沈檸拍拍她的手,“今天客人有點多,我也不用你招呼,你去忙你的,我到里面看看梅花去。”
“誒”
鐘氏確實有點忙,聞言倒是不再堅持,道:“那等我不忙了,再跟大表嫂說話。”
“去吧去吧!”
沈檸擺擺手,看著她笑迎又來的馬車,迅速往南安太妃那邊去。
賈母在那里,從賈母那邊算,身為晚輩,她得去見個禮。
不過今日的南安太妃主要目標在王熙鳳身上。
王子騰出任鎮南大將軍,并不受兒子南安王節制,而且她收到那邊的信說,王子騰要什么,武庫司那邊給什么。
但廣南府這邊,屬于南安王節制的軍隊,各方面都要申請再申請,可哪怕如此,武庫司對他也是摳摳搜搜。
這就太過份了。
不是說賈家與王家鬧翻了嗎?
賈璉那般行事……
雖然南安太妃懷疑,背后主導的是皇上,但她又不能找皇帝去說理,那當然只能指王熙鳳和賈璉。
此時的南安太妃對王熙鳳特別和氣。
看到沈檸那也是一臉的笑容。
“沈夫人這氣色真是越來越好了。”
面上帶笑,但是心里發狠。
南安太妃知道,這個女人能當賈家大半個家。
“我前兒恍惚聽說,你們家抓了一個賊?”
下面的老百姓不知道,但他們這些消息靈通的權貴,哪個不知道因為那個賊,晉王府和順天府都忙壞了。

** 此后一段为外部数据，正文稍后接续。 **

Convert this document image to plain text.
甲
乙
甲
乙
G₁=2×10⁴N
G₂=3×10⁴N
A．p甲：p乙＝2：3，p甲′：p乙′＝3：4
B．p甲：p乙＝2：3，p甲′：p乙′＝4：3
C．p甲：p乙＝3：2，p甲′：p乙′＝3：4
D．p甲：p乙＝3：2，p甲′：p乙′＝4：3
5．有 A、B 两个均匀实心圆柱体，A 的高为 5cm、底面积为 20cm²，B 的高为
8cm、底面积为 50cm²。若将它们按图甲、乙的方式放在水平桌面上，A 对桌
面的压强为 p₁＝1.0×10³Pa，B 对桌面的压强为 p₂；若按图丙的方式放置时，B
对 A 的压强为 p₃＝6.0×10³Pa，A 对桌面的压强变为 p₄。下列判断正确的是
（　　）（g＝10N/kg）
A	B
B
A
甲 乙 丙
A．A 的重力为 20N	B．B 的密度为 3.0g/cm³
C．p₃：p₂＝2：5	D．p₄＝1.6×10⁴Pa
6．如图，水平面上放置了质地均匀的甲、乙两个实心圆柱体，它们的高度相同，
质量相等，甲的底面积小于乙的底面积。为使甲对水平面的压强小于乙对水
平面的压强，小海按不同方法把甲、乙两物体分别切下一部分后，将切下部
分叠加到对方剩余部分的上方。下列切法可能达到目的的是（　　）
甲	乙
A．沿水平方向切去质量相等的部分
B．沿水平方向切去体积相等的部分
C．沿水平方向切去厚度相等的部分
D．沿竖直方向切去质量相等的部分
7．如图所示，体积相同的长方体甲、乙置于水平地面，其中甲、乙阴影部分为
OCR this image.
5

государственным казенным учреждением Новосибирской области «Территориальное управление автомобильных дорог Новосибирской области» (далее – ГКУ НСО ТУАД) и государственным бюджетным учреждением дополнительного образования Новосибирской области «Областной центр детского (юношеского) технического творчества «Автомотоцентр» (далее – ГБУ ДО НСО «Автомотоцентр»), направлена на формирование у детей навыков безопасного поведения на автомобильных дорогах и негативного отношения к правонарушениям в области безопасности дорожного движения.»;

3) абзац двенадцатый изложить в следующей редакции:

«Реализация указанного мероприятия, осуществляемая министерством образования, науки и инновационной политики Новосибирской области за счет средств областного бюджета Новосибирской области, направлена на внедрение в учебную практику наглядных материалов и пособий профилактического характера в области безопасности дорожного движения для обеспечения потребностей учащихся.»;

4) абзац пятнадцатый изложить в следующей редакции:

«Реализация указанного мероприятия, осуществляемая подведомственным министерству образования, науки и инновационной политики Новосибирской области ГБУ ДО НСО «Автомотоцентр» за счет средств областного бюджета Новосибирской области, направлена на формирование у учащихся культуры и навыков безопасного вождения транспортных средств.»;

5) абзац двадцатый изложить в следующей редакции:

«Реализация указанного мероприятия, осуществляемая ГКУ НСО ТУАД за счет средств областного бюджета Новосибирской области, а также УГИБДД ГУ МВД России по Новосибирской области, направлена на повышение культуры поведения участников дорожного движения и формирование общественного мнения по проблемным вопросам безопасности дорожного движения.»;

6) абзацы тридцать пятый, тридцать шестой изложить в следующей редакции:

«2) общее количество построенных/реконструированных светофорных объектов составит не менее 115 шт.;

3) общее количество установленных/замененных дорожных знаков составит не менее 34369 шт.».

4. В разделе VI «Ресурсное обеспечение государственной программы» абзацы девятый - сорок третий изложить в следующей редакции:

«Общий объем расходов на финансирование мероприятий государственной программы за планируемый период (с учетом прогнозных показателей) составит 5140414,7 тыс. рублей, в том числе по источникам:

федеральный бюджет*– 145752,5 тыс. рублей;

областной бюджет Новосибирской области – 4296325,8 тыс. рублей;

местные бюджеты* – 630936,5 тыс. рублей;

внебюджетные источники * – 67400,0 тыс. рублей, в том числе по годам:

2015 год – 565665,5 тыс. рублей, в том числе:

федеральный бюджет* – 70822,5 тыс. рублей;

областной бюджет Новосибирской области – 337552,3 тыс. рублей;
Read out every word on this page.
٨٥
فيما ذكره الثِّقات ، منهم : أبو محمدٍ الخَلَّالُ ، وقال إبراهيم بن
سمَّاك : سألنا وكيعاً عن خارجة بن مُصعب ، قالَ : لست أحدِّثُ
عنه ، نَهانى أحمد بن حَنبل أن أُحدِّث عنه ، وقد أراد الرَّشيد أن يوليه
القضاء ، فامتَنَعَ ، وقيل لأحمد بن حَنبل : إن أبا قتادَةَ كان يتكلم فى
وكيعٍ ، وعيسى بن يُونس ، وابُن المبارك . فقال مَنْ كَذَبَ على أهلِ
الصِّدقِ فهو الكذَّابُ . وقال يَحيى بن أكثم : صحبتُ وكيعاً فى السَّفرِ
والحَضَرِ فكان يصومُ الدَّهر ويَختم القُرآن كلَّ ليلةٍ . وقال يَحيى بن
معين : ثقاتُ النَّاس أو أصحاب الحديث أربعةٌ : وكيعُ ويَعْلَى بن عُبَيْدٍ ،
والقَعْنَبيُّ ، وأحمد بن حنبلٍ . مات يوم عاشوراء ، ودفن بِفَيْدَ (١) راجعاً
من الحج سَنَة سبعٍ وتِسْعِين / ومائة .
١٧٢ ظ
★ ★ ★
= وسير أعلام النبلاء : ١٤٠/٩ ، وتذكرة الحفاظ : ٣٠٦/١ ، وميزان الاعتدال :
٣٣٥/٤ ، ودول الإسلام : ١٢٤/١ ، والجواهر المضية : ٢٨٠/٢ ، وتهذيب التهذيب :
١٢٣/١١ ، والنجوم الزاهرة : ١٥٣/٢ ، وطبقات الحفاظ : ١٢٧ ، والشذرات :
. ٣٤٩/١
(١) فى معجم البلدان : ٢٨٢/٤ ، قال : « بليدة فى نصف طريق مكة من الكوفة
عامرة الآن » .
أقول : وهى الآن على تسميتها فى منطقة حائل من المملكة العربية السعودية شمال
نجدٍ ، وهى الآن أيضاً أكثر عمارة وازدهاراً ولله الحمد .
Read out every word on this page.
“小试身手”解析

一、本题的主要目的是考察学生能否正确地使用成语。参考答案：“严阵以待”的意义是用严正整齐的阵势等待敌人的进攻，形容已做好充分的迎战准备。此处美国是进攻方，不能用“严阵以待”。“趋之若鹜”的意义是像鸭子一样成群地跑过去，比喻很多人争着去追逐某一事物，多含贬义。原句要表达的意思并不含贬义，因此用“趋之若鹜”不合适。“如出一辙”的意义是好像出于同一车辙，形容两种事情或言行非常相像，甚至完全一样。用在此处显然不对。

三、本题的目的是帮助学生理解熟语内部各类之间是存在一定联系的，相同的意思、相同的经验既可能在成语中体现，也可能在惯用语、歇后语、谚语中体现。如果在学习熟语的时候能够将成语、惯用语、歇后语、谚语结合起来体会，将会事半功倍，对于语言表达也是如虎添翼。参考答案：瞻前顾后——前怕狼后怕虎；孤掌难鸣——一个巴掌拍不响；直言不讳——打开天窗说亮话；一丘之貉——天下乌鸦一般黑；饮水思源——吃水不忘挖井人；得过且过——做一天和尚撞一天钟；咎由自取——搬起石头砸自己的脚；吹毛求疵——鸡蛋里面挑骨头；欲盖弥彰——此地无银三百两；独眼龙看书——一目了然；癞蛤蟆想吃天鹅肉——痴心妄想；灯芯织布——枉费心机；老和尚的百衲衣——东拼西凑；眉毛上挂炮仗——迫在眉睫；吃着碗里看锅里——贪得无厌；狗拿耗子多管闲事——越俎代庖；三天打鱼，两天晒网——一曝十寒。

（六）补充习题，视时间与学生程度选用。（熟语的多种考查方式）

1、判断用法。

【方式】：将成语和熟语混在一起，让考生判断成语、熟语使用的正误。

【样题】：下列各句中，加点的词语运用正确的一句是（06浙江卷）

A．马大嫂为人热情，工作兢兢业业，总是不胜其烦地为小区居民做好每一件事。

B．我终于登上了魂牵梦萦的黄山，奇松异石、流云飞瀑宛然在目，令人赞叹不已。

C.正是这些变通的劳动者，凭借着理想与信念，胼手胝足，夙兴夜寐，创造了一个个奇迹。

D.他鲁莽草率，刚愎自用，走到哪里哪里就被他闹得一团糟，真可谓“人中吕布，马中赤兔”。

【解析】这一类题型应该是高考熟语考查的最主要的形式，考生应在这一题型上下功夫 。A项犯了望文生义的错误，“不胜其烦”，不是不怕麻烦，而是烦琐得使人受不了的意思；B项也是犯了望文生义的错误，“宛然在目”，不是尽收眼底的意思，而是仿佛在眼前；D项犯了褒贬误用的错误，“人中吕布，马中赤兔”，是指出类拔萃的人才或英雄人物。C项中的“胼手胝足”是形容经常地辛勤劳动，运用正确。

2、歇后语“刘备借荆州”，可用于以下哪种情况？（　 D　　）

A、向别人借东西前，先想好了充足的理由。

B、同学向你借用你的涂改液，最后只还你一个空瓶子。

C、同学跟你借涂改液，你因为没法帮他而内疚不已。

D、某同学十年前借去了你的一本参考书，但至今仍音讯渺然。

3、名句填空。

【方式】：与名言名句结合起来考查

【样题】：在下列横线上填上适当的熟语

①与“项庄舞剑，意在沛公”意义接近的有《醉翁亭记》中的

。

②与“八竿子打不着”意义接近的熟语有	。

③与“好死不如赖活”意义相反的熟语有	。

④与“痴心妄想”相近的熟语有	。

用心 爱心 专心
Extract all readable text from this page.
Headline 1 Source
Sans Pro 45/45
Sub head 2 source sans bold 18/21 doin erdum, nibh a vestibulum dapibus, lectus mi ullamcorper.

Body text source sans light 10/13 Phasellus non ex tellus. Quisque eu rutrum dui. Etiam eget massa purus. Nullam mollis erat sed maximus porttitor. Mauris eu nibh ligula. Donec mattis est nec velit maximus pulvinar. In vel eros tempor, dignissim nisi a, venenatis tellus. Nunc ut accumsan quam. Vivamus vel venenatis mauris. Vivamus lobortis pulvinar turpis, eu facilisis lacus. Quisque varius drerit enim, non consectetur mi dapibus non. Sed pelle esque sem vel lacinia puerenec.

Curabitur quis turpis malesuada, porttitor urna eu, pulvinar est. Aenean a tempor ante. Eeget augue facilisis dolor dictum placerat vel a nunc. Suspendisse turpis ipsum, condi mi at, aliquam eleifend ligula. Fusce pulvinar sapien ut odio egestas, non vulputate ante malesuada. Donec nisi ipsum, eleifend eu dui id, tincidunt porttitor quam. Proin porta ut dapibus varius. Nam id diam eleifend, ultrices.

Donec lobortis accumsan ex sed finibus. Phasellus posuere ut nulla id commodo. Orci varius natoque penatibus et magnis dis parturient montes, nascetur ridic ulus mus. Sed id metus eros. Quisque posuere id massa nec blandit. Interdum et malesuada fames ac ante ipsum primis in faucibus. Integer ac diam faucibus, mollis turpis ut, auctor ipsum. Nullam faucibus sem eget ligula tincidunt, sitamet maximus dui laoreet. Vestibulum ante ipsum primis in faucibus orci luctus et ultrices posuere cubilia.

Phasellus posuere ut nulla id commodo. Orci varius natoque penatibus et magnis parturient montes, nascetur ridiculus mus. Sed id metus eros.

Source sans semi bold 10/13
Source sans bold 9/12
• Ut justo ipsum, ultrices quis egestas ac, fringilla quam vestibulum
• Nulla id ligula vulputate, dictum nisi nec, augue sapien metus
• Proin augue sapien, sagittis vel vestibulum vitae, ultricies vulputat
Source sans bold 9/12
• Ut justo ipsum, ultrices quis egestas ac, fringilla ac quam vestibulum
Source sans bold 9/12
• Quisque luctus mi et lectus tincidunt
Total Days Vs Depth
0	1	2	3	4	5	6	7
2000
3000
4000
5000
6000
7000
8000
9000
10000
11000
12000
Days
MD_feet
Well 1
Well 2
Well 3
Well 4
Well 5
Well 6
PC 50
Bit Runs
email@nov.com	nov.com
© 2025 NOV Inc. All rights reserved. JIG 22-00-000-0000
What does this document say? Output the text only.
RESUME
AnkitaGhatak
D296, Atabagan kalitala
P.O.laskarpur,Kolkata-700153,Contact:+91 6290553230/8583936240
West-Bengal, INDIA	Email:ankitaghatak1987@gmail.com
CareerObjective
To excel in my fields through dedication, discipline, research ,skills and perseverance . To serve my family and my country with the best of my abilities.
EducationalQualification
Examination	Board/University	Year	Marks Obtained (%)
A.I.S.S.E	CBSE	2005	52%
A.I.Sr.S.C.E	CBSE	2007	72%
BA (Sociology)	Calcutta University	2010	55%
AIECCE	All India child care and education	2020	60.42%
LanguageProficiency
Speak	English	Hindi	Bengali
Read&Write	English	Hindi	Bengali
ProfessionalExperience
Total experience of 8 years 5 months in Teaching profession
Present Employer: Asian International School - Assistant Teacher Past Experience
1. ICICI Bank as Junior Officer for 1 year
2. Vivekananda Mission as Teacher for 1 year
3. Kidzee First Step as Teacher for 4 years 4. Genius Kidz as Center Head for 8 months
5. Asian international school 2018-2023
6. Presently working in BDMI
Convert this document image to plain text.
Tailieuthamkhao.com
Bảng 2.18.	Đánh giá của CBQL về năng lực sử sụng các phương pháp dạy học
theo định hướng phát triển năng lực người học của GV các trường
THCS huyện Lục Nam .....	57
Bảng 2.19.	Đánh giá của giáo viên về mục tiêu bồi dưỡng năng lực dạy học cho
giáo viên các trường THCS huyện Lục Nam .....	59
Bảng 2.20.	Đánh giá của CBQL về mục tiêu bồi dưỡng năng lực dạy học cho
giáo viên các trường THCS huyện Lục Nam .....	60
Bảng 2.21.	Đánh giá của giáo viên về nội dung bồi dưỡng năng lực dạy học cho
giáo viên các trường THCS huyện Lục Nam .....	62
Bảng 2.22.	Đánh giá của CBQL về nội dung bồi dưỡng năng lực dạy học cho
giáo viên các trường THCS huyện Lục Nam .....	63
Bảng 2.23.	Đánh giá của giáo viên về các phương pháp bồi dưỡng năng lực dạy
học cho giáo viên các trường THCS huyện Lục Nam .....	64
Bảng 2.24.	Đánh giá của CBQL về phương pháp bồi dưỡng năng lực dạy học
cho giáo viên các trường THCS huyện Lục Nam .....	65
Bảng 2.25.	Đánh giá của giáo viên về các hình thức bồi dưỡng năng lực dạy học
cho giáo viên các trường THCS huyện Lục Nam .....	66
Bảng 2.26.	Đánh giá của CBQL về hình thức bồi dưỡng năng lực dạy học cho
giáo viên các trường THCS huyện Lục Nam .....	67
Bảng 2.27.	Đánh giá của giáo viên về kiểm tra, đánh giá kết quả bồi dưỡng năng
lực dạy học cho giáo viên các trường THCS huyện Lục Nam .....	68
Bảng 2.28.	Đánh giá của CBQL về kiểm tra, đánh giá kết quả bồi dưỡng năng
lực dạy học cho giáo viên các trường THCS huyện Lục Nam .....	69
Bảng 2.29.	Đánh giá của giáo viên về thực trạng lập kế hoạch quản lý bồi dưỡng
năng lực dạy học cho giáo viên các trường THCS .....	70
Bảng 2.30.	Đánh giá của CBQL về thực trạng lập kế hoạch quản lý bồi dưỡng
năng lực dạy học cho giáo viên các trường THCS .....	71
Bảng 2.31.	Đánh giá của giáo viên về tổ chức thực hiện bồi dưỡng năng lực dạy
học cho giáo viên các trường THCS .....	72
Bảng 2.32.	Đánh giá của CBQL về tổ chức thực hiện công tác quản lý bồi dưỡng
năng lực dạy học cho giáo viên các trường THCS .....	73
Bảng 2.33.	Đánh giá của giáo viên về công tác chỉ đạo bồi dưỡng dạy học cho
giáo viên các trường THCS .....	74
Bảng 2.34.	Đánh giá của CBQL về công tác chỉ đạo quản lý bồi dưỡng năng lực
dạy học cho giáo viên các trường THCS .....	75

南安太妃笑著問這話,就是想告訴晉王府的耳目,瞧瞧,你的仇人在這。
“哪是什么賊?”
賈母都沒讓沈檸開口,直接在眾人望來時,嘆氣道:“就是一個窮的揭不開鍋的窮漢,跑大廚房那邊想偷點吃的。”說著,她看了一眼自家的侄媳婦,又嗔怪道:“說來,都是我這侄媳婦心太善,人家是知道她在饅頭庵往外布施饅頭。”
老太太也是沒辦法。
她怕她說遲了,這個侄媳婦就跟南安太妃嗆起來。
與其到時候跟著提心吊膽,不得已的站自家隊,她還不如剛開始就表明立場。
反正剛剛在馬車上,南安太妃的一些話,讓她老人家很不開心。
鳳丫頭是她孫媳婦。
南安王府送禮,她這個當老祖宗的,反而被自家孫媳婦收的禮重。
原先老太太是不計較的,但是馬車上,太妃居然還提。
這是怕她匿了自家孫媳的東西嗎?
“哈哈,原來如此!”
南安太妃還維持著臉上的笑容,發現沒人幫她,只能現場給自己打了個哈哈道:“是我聽差了。”
做為武將一系,今天該來的都來了。
賈母是史家的姑奶奶,史鼐和史鼎都要喊姑媽的。
而賈璉又是武庫司郎中,等于掐著一眾武將的脖子,誰會在這個時候,反駁賈母去幫南安太妃?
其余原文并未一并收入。